Japan Saturday (August 6) marked the 60th anniversary of the atomic bombing of Hiroshima - the first time nuclear weapons were used in warfare. The American aerial attack, followed three days later by a plutonium bomb dropped on Nagasaki, prompted the Japanese to surrender and ended World War II. For Japan - the only victim of nuclear war - the attacks scarred the national psyche - creating what many call a "nuclear allergy." But, six decades later Japan has become a nuclear energy nation and taboos concerning possible nuclear weapons are receding.
Each year on August 6 in the Hiroshima Peace Park at precisely 8:15 a.m., an invocation begins for silent prayer; followed by a tolling bell marking the exact moment an atomic weapon was dropped from above Japan's industrial city.
At Hiroshima and Nagasaki, more than 100,000 civilians were killed outright. Hundreds of thousands of survivors suffered radiation poisoning - many succumbing over the next weeks, months or even years.
Hiroshima and Nagasaki stand as testaments to the horrors of atomic warfare and propelled a devastated Japan to become known as the Switzerland of Asia - a pacifist and strongly anti-nuclear nation. Since 1956, it has been national policy not to possess, manufacture or allow nuclear weapons in the nation.
By that time, Japan, however, was snugly under the U.S. nuclear defense umbrella as a new ally of Washington. And that alliance included secret agreements - in defiance of Japanese policy - overtly or tacitly permitting American nuclear weapons on outlying Japanese islands or on U.S. warships in Japanese ports.
Japan went on to become a nuclear energy power, building dozens of plants to provide electricity for the resource-poor nation.
And by the 1970s, Japan was secretly examining whether it made sense to have its own nuclear weapons.
"Each time it came to the same conclusion that this was not a good option for Japan," explains Senior Research Fellow James Przystup at America's National Defense University. "Japan is a very small country that has absolutely zero strategic depth. And in a nuclear exchange that's not the kind of position you want to be in."

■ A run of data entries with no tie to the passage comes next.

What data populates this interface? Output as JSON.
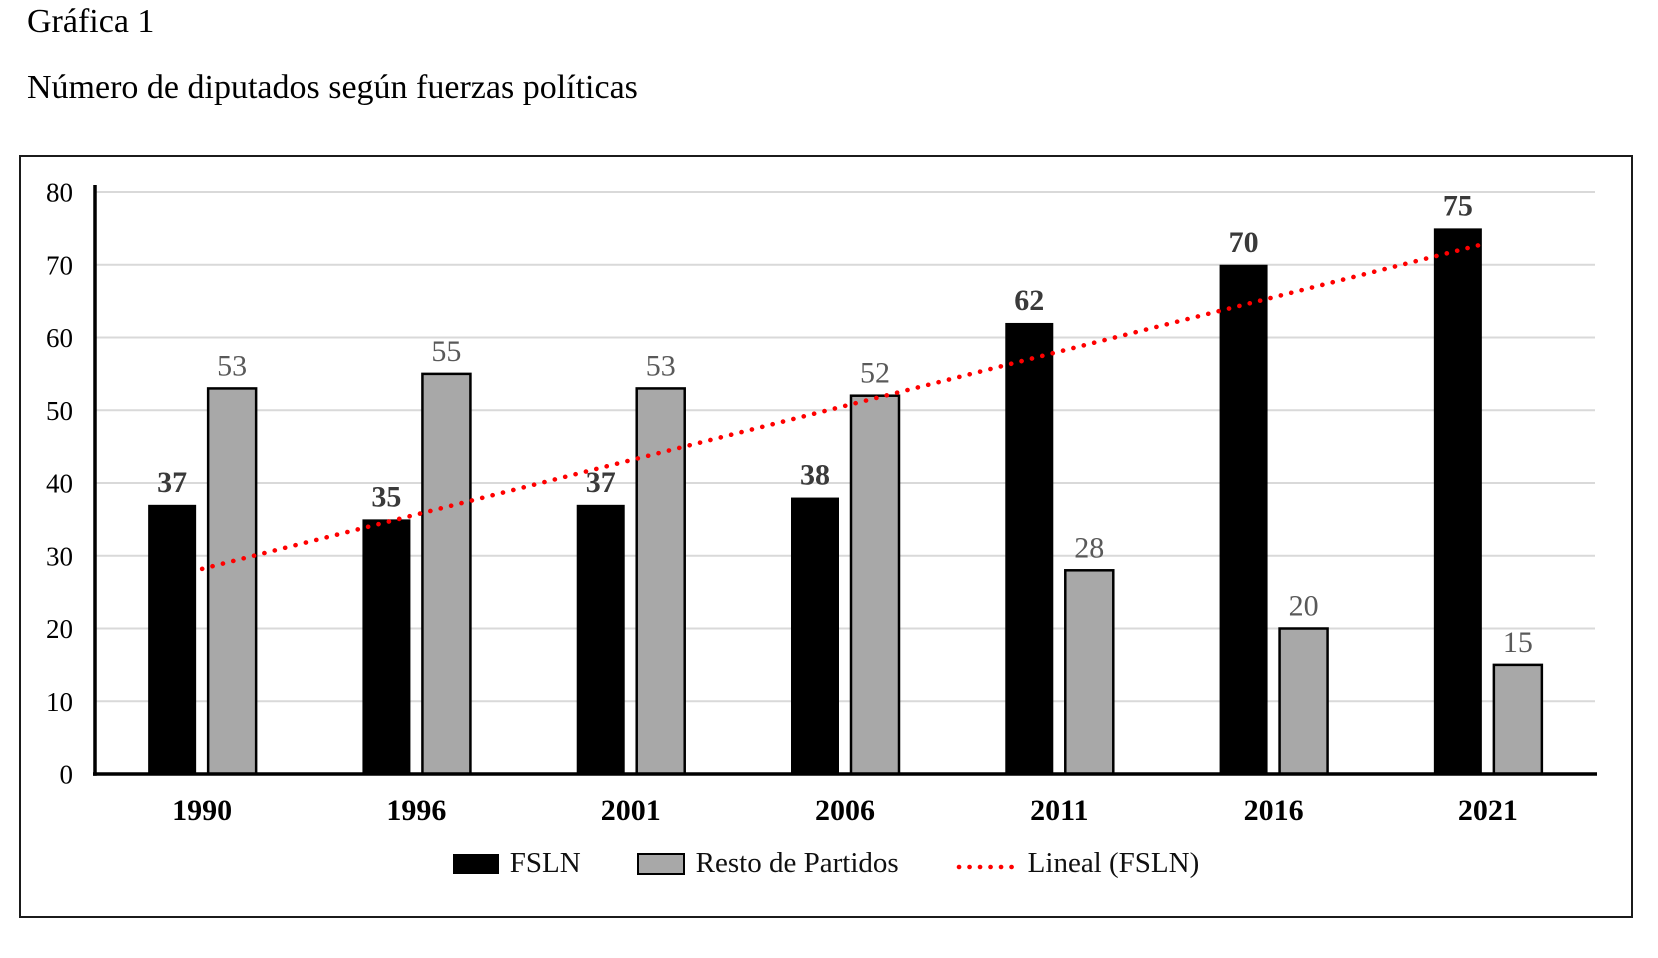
{
  "figure": {
    "label": "Gráfica 1",
    "title": "Número de diputados según fuerzas políticas"
  },
  "chart_data": {
    "type": "bar",
    "title": "Número de diputados según fuerzas políticas",
    "categories": [
      "1990",
      "1996",
      "2001",
      "2006",
      "2011",
      "2016",
      "2021"
    ],
    "series": [
      {
        "name": "FSLN",
        "color": "#000000",
        "label_color": "#3a3a3a",
        "label_style": "bold",
        "values": [
          37,
          35,
          37,
          38,
          62,
          70,
          75
        ]
      },
      {
        "name": "Resto de Partidos",
        "color": "#a8a8a8",
        "border_color": "#000000",
        "label_color": "#595959",
        "label_style": "normal",
        "values": [
          53,
          55,
          53,
          52,
          28,
          20,
          15
        ]
      }
    ],
    "trendline": {
      "name": "Lineal (FSLN)",
      "based_on": "FSLN",
      "color": "#fe0000",
      "style": "dotted",
      "start_value": 28.2,
      "end_value": 73
    },
    "xlabel": "",
    "ylabel": "",
    "ylim": [
      0,
      80
    ],
    "yticks": [
      0,
      10,
      20,
      30,
      40,
      50,
      60,
      70,
      80
    ],
    "grid": true,
    "gridline_color": "#d9d9d9",
    "axis_color": "#000000",
    "legend_position": "bottom",
    "bar_data_labels": true
  }
}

More recently, however, that thinking is changing. Policymakers in Tokyo are concerned about new possible threats from North Korea's ballistic missile and nuclear weapons programs and China's rising power.
So now the idea of creating a nuclear defense - which was taboo just a decade ago - is being debated in mainstream political, academic and media arenas.
"If worse comes to worst and North Korea takes the plunge into nuclear testing, even louder calls are likely to be made in Japan to arm ourselves with nuclear weapons as a deterrent. This cannot be ignored," says Kazuhiro Haraguchi, a member of Parliament from the opposition Democratic Party.
To many Asia watchers, such as Balbina Hwang at the conservative Heritage Foundation in Washington, the North Korean question will probably be the catalyst for a possible nuclear arms race in Asia.
"If it is not managed well by the United States then, I think, then we are in for a very dangerous future," she said. "I do see a great potential for an arms race. In the classic sense, buildup of conventional arms, but, of course, if you add North Korea, into the mix, now we're talking about an arms race with nuclear weapons."
Ms. Hwang says Washington is tacitly acknowledging that a nuclear-armed Japan is a possibility, dropping hints to Beijing that if it does use its influence with Pyongyang to curb it's atomic ambitions, the United States might not be able to prevent Tokyo from going nuclear.
"That, I think, is a very dangerous game to play," she said. "I think that China probably has those latent fears anyway. I don't think the United States needed to dangle it."
But some analysts believe it would take much more than a North Korean nuclear test to prompt Japan to go nuclear.
"I don't think that a North Korea [nuclear] test or a fully declared status would be the trigger for Japan going nuclear," says Weston Konishi, who is with the policy group, Mansfield Foundation, in Washington. "What I'm talking about is more a scenario in which the U.S.-Japan alliance starts to disintegrate. In other words, if the U.S. nuclear umbrella were to some day disappear, then Japan would go nuclear."
All analysts agree that is not likely to happen anytime soon with the alliance between Tokyo and Washington as strong as ever.
Japan did have a nuclear weapons program once before. That was during World War II. Back then it had insufficient resources and time to make progress. These days, Japan would not face such difficulties. It has the raw materials, technology, and money to develop nuclear weapons. What is still lacking is a national consensus.
So far indications from national polls show that for the time being, most Japanese still believe that the long-standing national "nuclear allergy" will keep Japan immune from ever crossing from atomic victim to possessing its own nuclear arsenal.